受付で会ったシーナの事はよく覚えている。
まるでこの世の全てが敵のような目でオリビアを睨み、入団試験でも相手を容赦なく蹴り倒すその姿はまるで手負いの獣のようだった。
最初、ソウルのチームにシーナが入ったと聞いた時は正直とんでもないことになったと思ったものだ。
そんな彼女が今こうして過ごしていることは奇跡だと思う。
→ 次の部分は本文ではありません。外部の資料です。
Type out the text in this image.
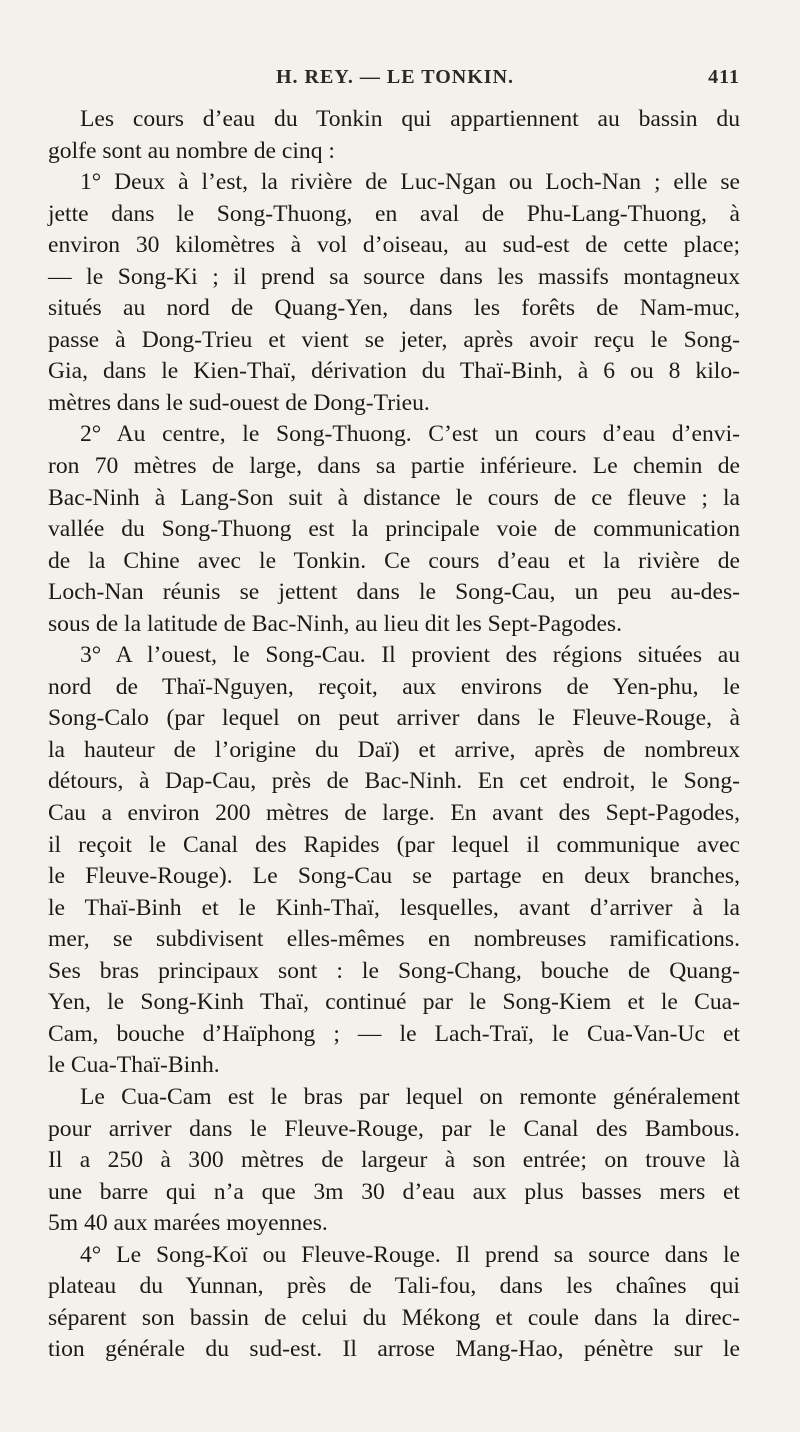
H. REY. — LE TONKIN.	411
Les cours d’eau du Tonkin qui appartiennent au bassin du
golfe sont au nombre de cinq :
1° Deux à l’est, la rivière de Luc-Ngan ou Loch-Nan ; elle se
jette dans le Song-Thuong, en aval de Phu-Lang-Thuong, à
environ 30 kilomètres à vol d’oiseau, au sud-est de cette place;
— le Song-Ki ; il prend sa source dans les massifs montagneux
situés au nord de Quang-Yen, dans les forêts de Nam-muc,
passe à Dong-Trieu et vient se jeter, après avoir reçu le Song-
Gia, dans le Kien-Thaï, dérivation du Thaï-Binh, à 6 ou 8 kilo-
mètres dans le sud-ouest de Dong-Trieu.
2° Au centre, le Song-Thuong. C’est un cours d’eau d’envi-
ron 70 mètres de large, dans sa partie inférieure. Le chemin de
Bac-Ninh à Lang-Son suit à distance le cours de ce fleuve ; la
vallée du Song-Thuong est la principale voie de communication
de la Chine avec le Tonkin. Ce cours d’eau et la rivière de
Loch-Nan réunis se jettent dans le Song-Cau, un peu au-des-
sous de la latitude de Bac-Ninh, au lieu dit les Sept-Pagodes.
3° A l’ouest, le Song-Cau. Il provient des régions situées au
nord de Thaï-Nguyen, reçoit, aux environs de Yen-phu, le
Song-Calo (par lequel on peut arriver dans le Fleuve-Rouge, à
la hauteur de l’origine du Daï) et arrive, après de nombreux
détours, à Dap-Cau, près de Bac-Ninh. En cet endroit, le Song-
Cau a environ 200 mètres de large. En avant des Sept-Pagodes,
il reçoit le Canal des Rapides (par lequel il communique avec
le Fleuve-Rouge). Le Song-Cau se partage en deux branches,
le Thaï-Binh et le Kinh-Thaï, lesquelles, avant d’arriver à la
mer, se subdivisent elles-mêmes en nombreuses ramifications.
Ses bras principaux sont : le Song-Chang, bouche de Quang-
Yen, le Song-Kinh Thaï, continué par le Song-Kiem et le Cua-
Cam, bouche d’Haïphong ; — le Lach-Traï, le Cua-Van-Uc et
le Cua-Thaï-Binh.
Le Cua-Cam est le bras par lequel on remonte généralement
pour arriver dans le Fleuve-Rouge, par le Canal des Bambous.
Il a 250 à 300 mètres de largeur à son entrée; on trouve là
une barre qui n’a que 3m 30 d’eau aux plus basses mers et
5m 40 aux marées moyennes.
4° Le Song-Koï ou Fleuve-Rouge. Il prend sa source dans le
plateau du Yunnan, près de Tali-fou, dans les chaînes qui
séparent son bassin de celui du Mékong et coule dans la direc-
tion générale du sud-est. Il arrose Mang-Hao, pénètre sur le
そしてソウルが彼女の凍った心を溶かしたのだ。
きっと、シーナのために全力で戦ったんだろうなぁと、理解できてしまう。
「.......なんか、妬けちゃうなぁ」
「.......え?」
「なんでもない!」
そしてオリビアはにっこりと笑顔になる。
「これからもよろしくね、シーナ」
そう言ってオリビアはシーナに手を差し出す。
「.......うんっ」
シーナも微笑みながら手を差し出し2人は握手を交わすのだった。